İstanbul’a hizmet için seçilen belediye başkanı, her zor gününde İstanbul’u yüz üstü bırakıp gitmiş, gizli ve siyasi gündemlerin peşinden sürüklenmiştir. Bunun neresi İstanbul’a hizmetle ilgilidir ve neresi ahlakidir. İstanbul büyükşehir belediyesinin konsolide bütçesi 104,5 milyardır. Bu devasa bütçesi ve geliri ile Büyükşehir Belediyesi üç yılı aşkın süredir bir yatırıma imza atmamış, İstanbulluların hizmetine bişey sunmamış, Silivri’li çiftçimize destek olmamıştır. Yaptığı sadece, hükümetin İstanbul’luların refahı için hizmete koyduğu dünya çapındaki yatırımlara kara çalmak, partizanca yaklaşarak işçileri işten çıkarmak, insanların ekmeğiyle, aşıyla oynamak, yerlerine de PKK’lıları işe almak olmuştur.

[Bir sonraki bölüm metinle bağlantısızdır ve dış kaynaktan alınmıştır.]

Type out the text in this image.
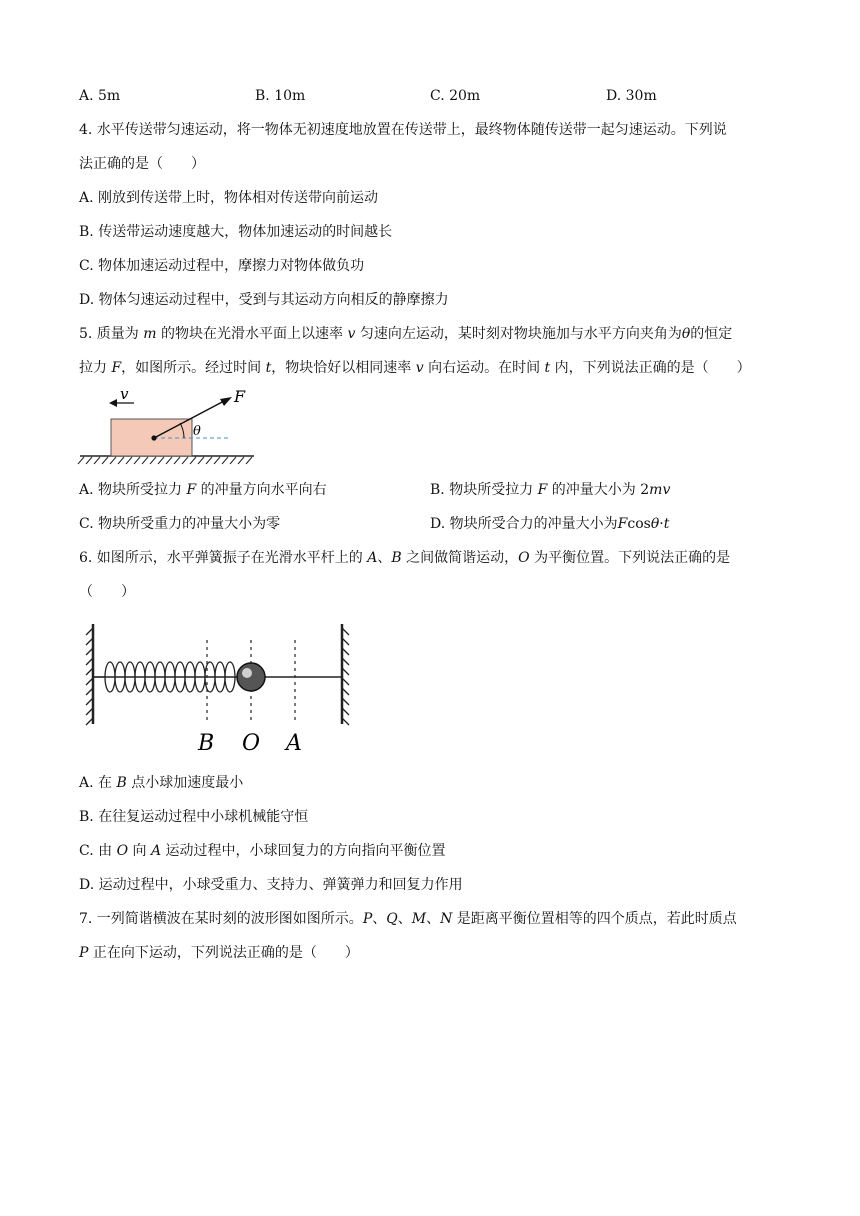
A. 5m	B. 10m	C. 20m	D. 30m
4. 水平传送带匀速运动，将一物体无初速度地放置在传送带上，最终物体随传送带一起匀速运动。下列说
法正确的是（　　）
A. 刚放到传送带上时，物体相对传送带向前运动
B. 传送带运动速度越大，物体加速运动的时间越长
C. 物体加速运动过程中，摩擦力对物体做负功
D. 物体匀速运动过程中，受到与其运动方向相反的静摩擦力
5. 质量为 m 的物块在光滑水平面上以速率 v 匀速向左运动，某时刻对物块施加与水平方向夹角为θ的恒定
拉力 F，如图所示。经过时间 t，物块恰好以相同速率 v 向右运动。在时间 t 内，下列说法正确的是（　　）
v	F
θ
A. 物块所受拉力 F 的冲量方向水平向右	B. 物块所受拉力 F 的冲量大小为 2mv
C. 物块所受重力的冲量大小为零	D. 物块所受合力的冲量大小为Fcosθ·t
6. 如图所示，水平弹簧振子在光滑水平杆上的 A、B 之间做简谐运动，O 为平衡位置。下列说法正确的是
（　　）
B O A
A. 在 B 点小球加速度最小
B. 在往复运动过程中小球机械能守恒
C. 由 O 向 A 运动过程中，小球回复力的方向指向平衡位置
D. 运动过程中，小球受重力、支持力、弹簧弹力和回复力作用
7. 一列简谐横波在某时刻的波形图如图所示。P、Q、M、N 是距离平衡位置相等的四个质点，若此时质点
P 正在向下运动，下列说法正确的是（　　）
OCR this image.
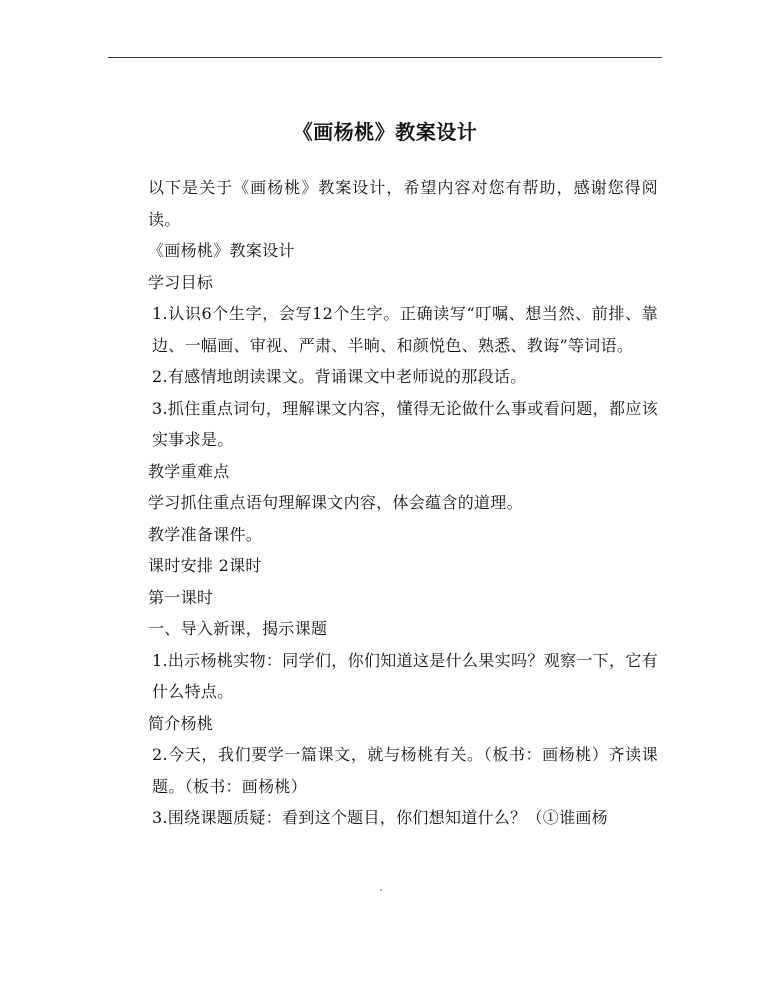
《画杨桃》教案设计

以下是关于《画杨桃》教案设计，希望内容对您有帮助，感谢您得阅读。

《画杨桃》教案设计

学习目标

1.认识6个生字，会写12个生字。正确读写“叮嘱、想当然、前排、靠边、一幅画、审视、严肃、半晌、和颜悦色、熟悉、教诲”等词语。

2.有感情地朗读课文。背诵课文中老师说的那段话。

3.抓住重点词句，理解课文内容，懂得无论做什么事或看问题，都应该实事求是。

教学重难点

学习抓住重点语句理解课文内容，体会蕴含的道理。

教学准备课件。

课时安排 2课时

第一课时

一、导入新课，揭示课题

1.出示杨桃实物：同学们，你们知道这是什么果实吗？观察一下，它有什么特点。

简介杨桃

2.今天，我们要学一篇课文，就与杨桃有关。（板书：画杨桃）齐读课题。（板书：画杨桃）

3.围绕课题质疑：看到这个题目，你们想知道什么？（①谁画杨
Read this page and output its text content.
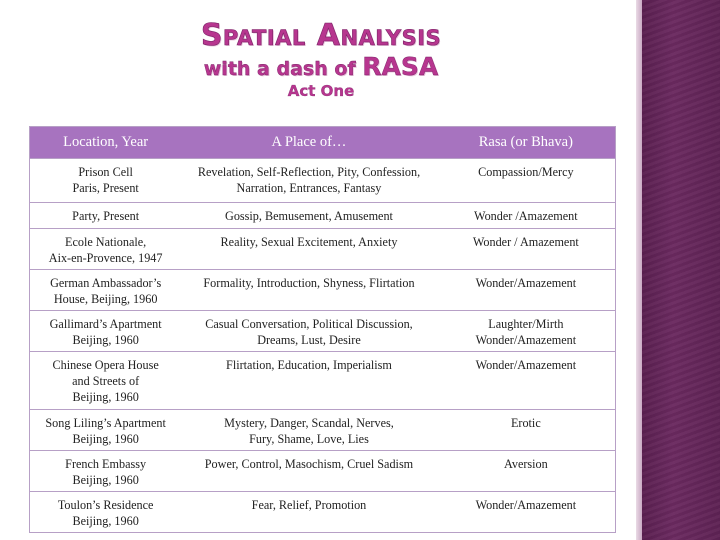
Spatial Analysis
with a dash of RASA
Act One
Location, Year	A Place of…	Rasa (or Bhava)

Prison Cell
Paris, Present	Revelation, Self-Reflection, Pity, Confession,
Narration, Entrances, Fantasy	Compassion/Mercy

Party, Present	Gossip, Bemusement, Amusement	Wonder /Amazement

Ecole Nationale,
Aix-en-Provence, 1947	Reality, Sexual Excitement, Anxiety	Wonder / Amazement

German Ambassador’s
House, Beijing, 1960	Formality, Introduction, Shyness, Flirtation	Wonder/Amazement

Gallimard’s Apartment
Beijing, 1960	Casual Conversation, Political Discussion,
Dreams, Lust, Desire	Laughter/Mirth
Wonder/Amazement

Chinese Opera House
and Streets of
Beijing, 1960	Flirtation, Education, Imperialism	Wonder/Amazement

Song Liling’s Apartment
Beijing, 1960	Mystery, Danger, Scandal, Nerves,
Fury, Shame, Love, Lies	Erotic

French Embassy
Beijing, 1960	Power, Control, Masochism, Cruel Sadism	Aversion

Toulon’s Residence
Beijing, 1960	Fear, Relief, Promotion	Wonder/Amazement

Bugün geldiğimiz noktada CHP; takip ettiği siyasetle, Türk Milletinin egemenlik ve tarihsel haklarıyla bütünüyle çatışan hale bürünmüştür. Muhalefet demek, Türkiye’ye karşı cephe açmak, ayağımıza pranga vurmak değildir. Siyaset, hükümet gitsin de ülke yanarsa yansın diyerek devlete düşmanlık yapmak hiç değildir. Son olarak CHP Genel Başkanı, İstanbul il başkanı hakkında kesinleşen yargı kararını tanımadığını belirterek il başkanının görevinin başında olduğunu açıklamış, Anayasayı çiğnemiştir. Kılıçdaroğlu bu tavrı ile Türk devletine seri katil iftirasının yanında yer almış, Türkiye Cumhuriyeti devletinin alenen aşağılanmasına destek olmuştur. Suçu ve suçluyu korumuştur.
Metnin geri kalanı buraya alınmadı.